As Egypt remains caught in the battle against the global coronavirus pandemic, the country’s small and medium-size businesses (SMEs) are bracing for open-ended economic turmoil. Many entrepreneurs argue that the SME sector may not survive without government intervention.
“SMEs will be the most affected by the coronavirus crisis in Egypt and around the globe,” said Hassan El Shafei, the head of the SME committee at the Egyptian Businessmen’s Association. “These enterprises have limited financial reserves. If their economic cycle gets interrupted, they use these limited reserves to pay salaries and cover other costs.” Shafei went on to warn that most Egyptian SMEs reserves would dry out in just two months, after which companies would go bankrupt.
So far, Egypt has 1,450 confirmed infections and 94 deaths. The government’s measures to contain the virus include shutting down schools and malls, curfew in the nights and full suspension of economic activities on weekends.
Last month, a $ 6.3-billion stimulus package was announced, a third of which will be directed to Egypt’s stock market, which has endured severe losses in recent weeks. Whether SMEs can avail a share of the package is not yet clear.
Additionally, the Central Bank of Egypt has reduced the lending rate by 3 percent and provided corporate as well as individual borrowers a six-month grace period for installment payments. “The Central Bank has taken a lot of positive steps, but we still need more initiatives that would target SMEs exclusively,” said Shafie.
SME relief model
Shafei has put forward a roadmap to rescue Egypt’s SMEs, which he says represent 20 percent of the private sector and employ at least 15 percent of the country’s labor force. His roadmap envisages complete tax exemption and the allocation of low-interest or interest-free loans to allow firms to pay salaries and other operational costs as long as the crisis persists. “This way, we will be giving SMEs the kiss of life,” he said.
The CBE has capped rates for SME lending at low levels, ranging from 5 percent to 12 percent, depending on the firm’s size. Shortly before the pandemic hit, the CBE’s governor, Tarek Amer, had announced that the initiative would be extended for another four years.
Running on a tight budget
One of the victims of Egypt’s partial lockdown is LUNA Perfumes & Cosmetics, an Egyptian medium-size enterprise with more than 400 different products.
Rania George, the company’s CEO, told Zawya that sales have decreased significantly since modern trade outlets began reducing their working hours to observe the government-imposed curfew; revenues have been halved compared to the same time last year. “Any initiative that helps inject cash flow into SMEs at the moment will be the best move that can ever happen,” she said.
LUNA’s production hours have decreased. The make-up and skin care products production lines have been brought to a complete halt, she added.

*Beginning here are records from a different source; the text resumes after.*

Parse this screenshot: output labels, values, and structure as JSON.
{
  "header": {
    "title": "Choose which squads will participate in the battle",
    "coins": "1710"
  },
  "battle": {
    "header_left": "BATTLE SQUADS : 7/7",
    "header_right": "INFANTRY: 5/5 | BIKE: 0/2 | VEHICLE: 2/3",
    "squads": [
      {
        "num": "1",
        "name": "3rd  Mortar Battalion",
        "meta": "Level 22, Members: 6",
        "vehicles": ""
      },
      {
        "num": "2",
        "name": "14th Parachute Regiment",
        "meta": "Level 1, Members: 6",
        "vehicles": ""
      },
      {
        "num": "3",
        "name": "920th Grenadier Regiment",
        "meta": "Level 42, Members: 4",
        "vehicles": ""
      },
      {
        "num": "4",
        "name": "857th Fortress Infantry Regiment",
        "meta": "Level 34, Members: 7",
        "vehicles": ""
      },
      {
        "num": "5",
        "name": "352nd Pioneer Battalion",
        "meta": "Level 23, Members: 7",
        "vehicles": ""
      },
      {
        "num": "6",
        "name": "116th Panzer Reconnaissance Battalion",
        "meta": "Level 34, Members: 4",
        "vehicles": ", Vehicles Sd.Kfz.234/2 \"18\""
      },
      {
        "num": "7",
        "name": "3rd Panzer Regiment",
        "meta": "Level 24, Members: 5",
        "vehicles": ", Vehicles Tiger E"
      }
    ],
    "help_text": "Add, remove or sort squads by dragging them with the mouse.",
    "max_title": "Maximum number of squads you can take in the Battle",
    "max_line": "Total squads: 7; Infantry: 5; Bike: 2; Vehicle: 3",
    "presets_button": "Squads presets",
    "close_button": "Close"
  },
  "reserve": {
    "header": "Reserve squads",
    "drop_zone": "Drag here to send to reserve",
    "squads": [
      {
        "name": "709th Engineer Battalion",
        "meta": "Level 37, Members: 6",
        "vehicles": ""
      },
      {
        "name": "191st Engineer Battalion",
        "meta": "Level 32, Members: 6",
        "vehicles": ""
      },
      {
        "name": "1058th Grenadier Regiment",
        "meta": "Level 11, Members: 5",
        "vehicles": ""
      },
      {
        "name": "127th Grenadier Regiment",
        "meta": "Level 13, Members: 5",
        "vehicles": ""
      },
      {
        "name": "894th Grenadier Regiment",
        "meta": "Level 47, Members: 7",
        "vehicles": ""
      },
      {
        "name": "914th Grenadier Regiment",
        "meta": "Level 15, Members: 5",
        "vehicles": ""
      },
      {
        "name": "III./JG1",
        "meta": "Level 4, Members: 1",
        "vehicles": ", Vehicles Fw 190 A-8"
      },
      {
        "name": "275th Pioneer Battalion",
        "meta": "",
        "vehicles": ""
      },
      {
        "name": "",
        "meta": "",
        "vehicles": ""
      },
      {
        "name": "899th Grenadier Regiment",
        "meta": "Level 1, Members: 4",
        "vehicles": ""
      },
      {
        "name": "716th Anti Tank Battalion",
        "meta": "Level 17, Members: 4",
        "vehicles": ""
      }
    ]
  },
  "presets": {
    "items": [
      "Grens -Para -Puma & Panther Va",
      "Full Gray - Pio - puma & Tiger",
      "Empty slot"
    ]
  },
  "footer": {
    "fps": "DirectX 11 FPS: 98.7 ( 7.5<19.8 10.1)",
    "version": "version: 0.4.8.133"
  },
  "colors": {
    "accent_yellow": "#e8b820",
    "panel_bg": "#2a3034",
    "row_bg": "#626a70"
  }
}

To keep themselves afloat, last week LUNA launched a wide range of hand and surface sanitizers as well as moisturizing self-care products that alleviate skin dehydration linked to the overuse of disinfectants.
Yet, with revenues still dwindling, the company is considering layoffs among its 650 workers. “If there is a complete lockdown and we are asked to stop production, the only solution will be very severe [cost cutting]. We will lay off any redundant or casual workers because otherwise we won’t be able to pay the most-needed employees.”
With coronavirus cases only increasing, many business leaders are warning against a prolonged disruption of production, arguing it would increase poverty rates in a country where more than a third of the population earns less than $1.45 a day.
“What is next is the million-dollar question,” said Hussein Abu-Bakr, founder and CEO of Plantform, a four-year-old enterprise that specializes in processing and exporting vegetables to the US and Canada. “This is unprecedented. It is the first time the engine has shut down. The economy is [at a] 100 percent standstill.”
Plantform is already dealing with a 40-percent decline in revenues compared to the same time last year.
Due to port-related supply chain disruptions and the suspension of food services in many American states, Abu-Bakr finds himself obliged to weather a significant drop in demand. In response, the factory, which has over 200 blue-collar workers, has been operating at half capacity.
So far, there have been no layoffs at Plantform, but temporary pay cuts of at least 20 percent have been introduced, Abu Bakr said. “We are labour-intensive and thank God people will never give up on food, so we just need to hold tight for the next six months.”
Abu-Bakr has also negotiated rent reductions and reached deals with farmers on new pricing schemes for crops. “People are really cooperative. Everyone can see how bad things are and understand that there are no other options. It all force majeure.”
In 2019, Planform’s sales were estimated at $5 million, a figure that Abu Bakr expects will drop by at least 20 percent this year. “We are approaching very tough times. Very few businesses will be able to survive,” he remarked.